Research exposes wide variation in estimates of pension fund shortfalls

Estimates of pension scheme liabilities in the UK’s largest companies vary by about 20%, depending on the assumed life expectancy of members, according to new research. 

The analysis of 28 of the FTSE 100 companies – representing 49% of its total market capitalisation – by Mercer Human Resource Consulting, found that more than half provided information on the mortality rates used last year. 

Analysis of the companies’ policies on the presumed life expectancy of staff showed that most assumed life expectancies for a 65 year-old ranged between 18 and 22 years. The lower the life expectancy assumption used, the lower the value of a scheme’s liabilities will be.

Tim Keogh, worldwide partner at Mercer, said that given the social and geographic differences in memberships, pension schemes would be expected to use a range of mortality assumptions.

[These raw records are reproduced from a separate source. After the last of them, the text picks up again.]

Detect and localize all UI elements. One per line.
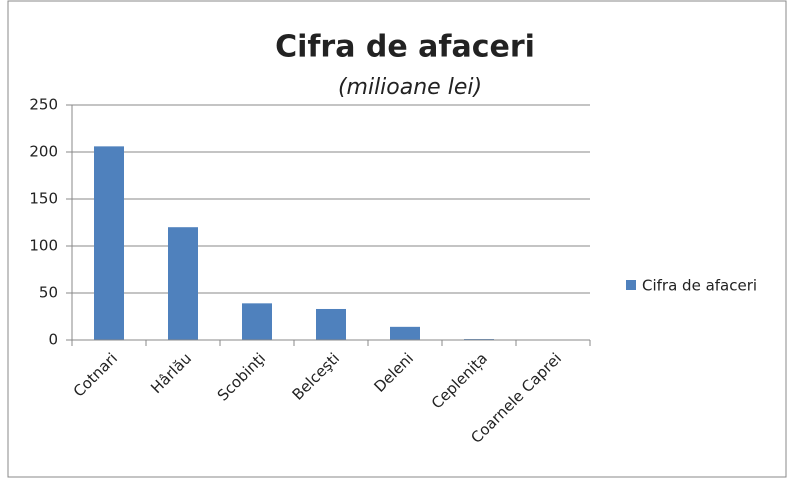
- bar: [242, 303, 272, 340]
- y-tick-label: 100: [29, 237, 58, 255]
- chart-border: [7, 0, 787, 478]
- y-tick-label: 150: [29, 190, 58, 208]
- chart-subtitle: (milioane lei): [338, 75, 482, 100]
- y-tick-label: 50: [39, 284, 58, 302]
- bar: [390, 326, 420, 340]
- chart-title: Cifra de afaceri: [275, 30, 535, 65]
- legend-label: Cifra de afaceri: [642, 277, 757, 295]
- legend-swatch: [626, 280, 636, 290]
- y-tick-label: 200: [29, 143, 58, 161]
- y-tick-label: 0: [48, 331, 58, 349]
- bar: [168, 227, 198, 340]
- y-tick-label: 250: [29, 96, 58, 114]
- bar: [316, 308, 346, 340]
- bar: [94, 146, 124, 340]
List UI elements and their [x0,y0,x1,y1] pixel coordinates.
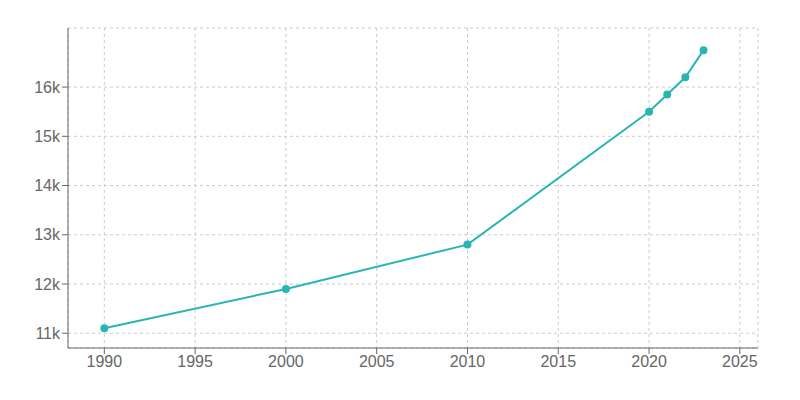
svg-text:13k: 13k [34,226,61,243]
svg-text:14k: 14k [34,177,61,194]
svg-text:15k: 15k [34,128,61,145]
svg-text:2025: 2025 [722,353,758,370]
svg-text:2020: 2020 [631,353,667,370]
svg-text:11k: 11k [35,325,61,342]
svg-text:16k: 16k [34,79,61,96]
svg-text:2000: 2000 [268,353,304,370]
svg-text:2010: 2010 [450,353,486,370]
svg-text:1995: 1995 [177,353,213,370]
svg-text:12k: 12k [34,276,61,293]
svg-text:2005: 2005 [359,353,395,370]
svg-text:1990: 1990 [87,353,123,370]
svg-text:2015: 2015 [540,353,576,370]
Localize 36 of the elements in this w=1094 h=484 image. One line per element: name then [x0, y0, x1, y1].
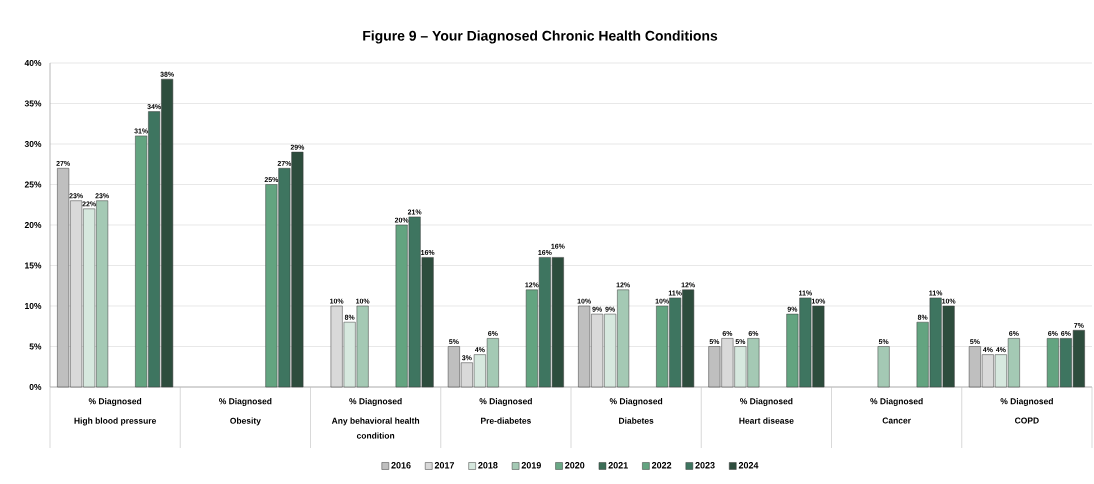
y-tick-label: 10% — [25, 303, 42, 309]
legend-label: 2023 — [695, 462, 715, 469]
text: % Diagnosed — [870, 398, 923, 406]
y-tick-label: 0% — [29, 384, 42, 390]
x-tick-label: High blood pressure — [74, 417, 157, 426]
x-tick-label: Obesity — [230, 417, 261, 426]
legend-label: 2021 — [608, 462, 628, 469]
x-tick-label: Any behavioral health condition — [331, 417, 420, 439]
text: % Diagnosed — [88, 398, 142, 406]
bar — [877, 346, 890, 388]
legend-label: 2019 — [521, 462, 541, 469]
x-tick-label: Cancer — [882, 417, 911, 424]
text: % Diagnosed — [349, 398, 402, 406]
y-tick-label: 15% — [25, 262, 42, 269]
y-tick-label: 40% — [24, 60, 42, 66]
y-tick-label: 25% — [24, 181, 42, 188]
legend-label: 2017 — [434, 462, 455, 469]
x-tick-label: COPD — [1014, 417, 1039, 424]
chart-title: Figure 9 – Your Diagnosed Chronic Health Conditions — [363, 30, 718, 44]
legend-label: 2016 — [391, 462, 411, 469]
legend-label: 2022 — [651, 462, 672, 469]
legend-label: 2024 — [738, 462, 759, 469]
x-tick-label: Pre-diabetes — [481, 417, 531, 424]
y-tick-label: 20% — [24, 222, 42, 228]
legend-label: 2020 — [565, 462, 585, 469]
text: % Diagnosed — [218, 398, 272, 406]
text: % Diagnosed — [609, 398, 663, 406]
y-tick-label: 35% — [24, 100, 42, 107]
text: % Diagnosed — [1000, 398, 1053, 406]
x-tick-label: Heart disease — [739, 417, 794, 424]
text: % Diagnosed — [740, 398, 793, 406]
y-tick-label: 5% — [29, 343, 42, 350]
x-tick-label: Diabetes — [619, 417, 654, 424]
text: % Diagnosed — [479, 398, 532, 406]
legend-label: 2018 — [478, 462, 498, 469]
y-tick-label: 30% — [24, 141, 42, 147]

“But those schemes that use particularly low assumptions may come under increasing pressure to justify their positions,” he warned.

Estimates of the deficit facing the pensions schemes of the UK’s biggest companies have varied wildly over the past year since the issue was thrust into the limelight by the findings of the pensions commission. and the decisions by increasing number of firms to close final salary schemes.

But the total deficit for final salary pension plans of FTSE 100 companies has halved in the past two months, according to professional services firm Deloitte. 

It now stands at £60bn – largely due to the recent gains from a buoyant equity market and an easing of the pressure in bond markets following government proposals to lend over longer periods, it said.